Archive for the 'Grand Piano' Category

Explore the Grand Piano
The grand piano is made of three major components. The picture on the right highlighted each major part of the piano.

  1. The Case, which is the wooden housing of the piano.
  2. The Strung Back, which is made of the back frame, soundboard, cast-iron frame, and strings.
  3. The Playing Mechanism, which is the complex system of levers that transmits the actions of the pianist to the hammers that strike the strings.

The modern grand piano must fulfill two roles, that of a musical instrument as well as a piece of furniture. As a musical instrument, the piano must be designed in a way that allows for the best possible acoustics. As a piece of furniture, the piano must have an attractive outer appearance. Over the years, piano designers and manufacturers have strived to achieve a balance between the proper acoustical functionality and a visually appealing form.

Explore the Case

The above picture of the grand piano which highlighted different components of the case.

The Wooden Housing of the Piano
The case is the wooden cabinet that houses the strung back and playing mechanism of the piano. The case must balance both proper acoustics and attractive looks. The purpose of the case is primarily decorative, but the wood also plays an important part in the resonant characteristics of the instrument.

Different Sizes
Grand pianos are produced in a variety of sizes. The case of a modern grand can vary in length from five feet two inches to nine feet ten inches, but different sizes, both smaller and larger, can be special ordered direct from the manufacturer. The different sizes of the grand piano are given their own individual names. The largest pianos (nine feet and larger) are referred to as “concert grands” and are normally found in performance areas. The “living-room grand” or “parlor grand” is about six to seven feet long and can be found in smaller performance venues as well as private rooms that have adequate space. The “baby grand” is about five to six feet long, and is usually found in private homes, teacher studios, and practice studios. The sound of a nine foot grand is generally of better quality than a smaller piano, due to its larger soundboard and longer strings.

Spine, Bentside & Tail
The rim is made of three distinct parts: the spine, the tail, and the bentside.

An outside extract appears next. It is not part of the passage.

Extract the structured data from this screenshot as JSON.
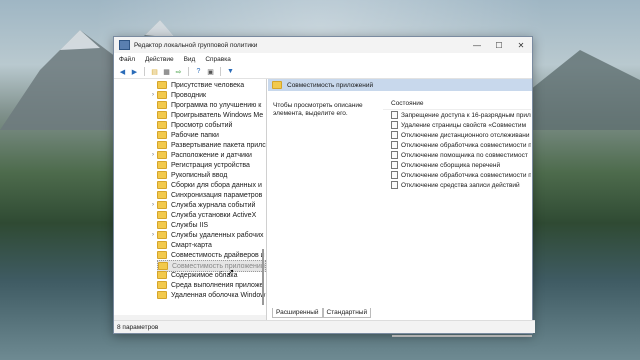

  • Spine: The long straight portion of the rim that is on the left (bass) side of the piano
  • Bentside: The curved portion of the rim that is on the right (treble) side of the piano. This distinctive shape is a result of the treble strings being shorter than the bass strings.
  • Tail: The portion of the rim that is opposite the keyboard. On modern grand pianos, the tail is curved to match the bentside. Tails on harpsichords and many early pianos were usually straight across.

Construction of the Rim
The shape of the rim is derived directly from the wing-shaped harpsichord. Cristofori used the case of a harpsichord to build his first pianos, and the shape has now become the identifying feature of the grand piano. The rim is made of many thin sheets of wood, called veneers, which are glued, or laminated, together (similar to plywood). If the rim were made of one solid piece of wood, the wood could expand and contract across the grain due to changes in the humidity levels. Over time, this movement of the wood could result in the warping or cracking of the rim. By laminating many thin pieces of wood together and alternating the direction of the grain in each layer, the chance of this harmful expansion and contraction is virtually eliminated. The top (or outside) veneer is usually made of mahogany, and is finished to match the whole piano case. In order to create the distinctive shape of the piano, the long laminated rim slab is put into an iron press, and formed into the proper shape. The rim is glued together, and held in place by clamps until it dries.

Protection and Reflection
The lid, also called the top, is the wooden cover that is hinged to the spine and folds down to protect the interior of the piano when it is not being played. The front half of the lid is folded down when the lid is closed, and folded back when it is raised. The raised lid also serves as a reflecting surface for the sound waves that radiate from the soundboard. The waves come off the soundboard and are then reflected out towards the audience. When the lid is raised, it is held open by a wooden stick called the lid prop. Most lid props have a smaller stick called a half-prop, which can be used to keep the lid partially raised.

Treble, Bass & Point
Three legs support the piano:

  • The bass leg is the leg on the bass (left) side of the keyboard
  • The treble leg is the leg on the treble (right) side of the keyboard
  • The point leg is the leg on the end opposite the keyboard

The treble and bass legs are attached to the bottom of the keybed, and the point leg is attached to a small platform that is found under the tail of the piano. The legs of the piano must be sturdy in order to support the full weight of the instrument – which can weigh over 1000 pounds. The legs are made of solid wood – usually a hardwood such as birch or maple.

The Ferrule & Caster
On many pianos, the wood at the bottom of each leg is slightly flared out. This wider portion of wood is called the ferrule. The wheels that may be attached to the bottom of each leg are called casters, and these allow the instrument to be moved with greater ease.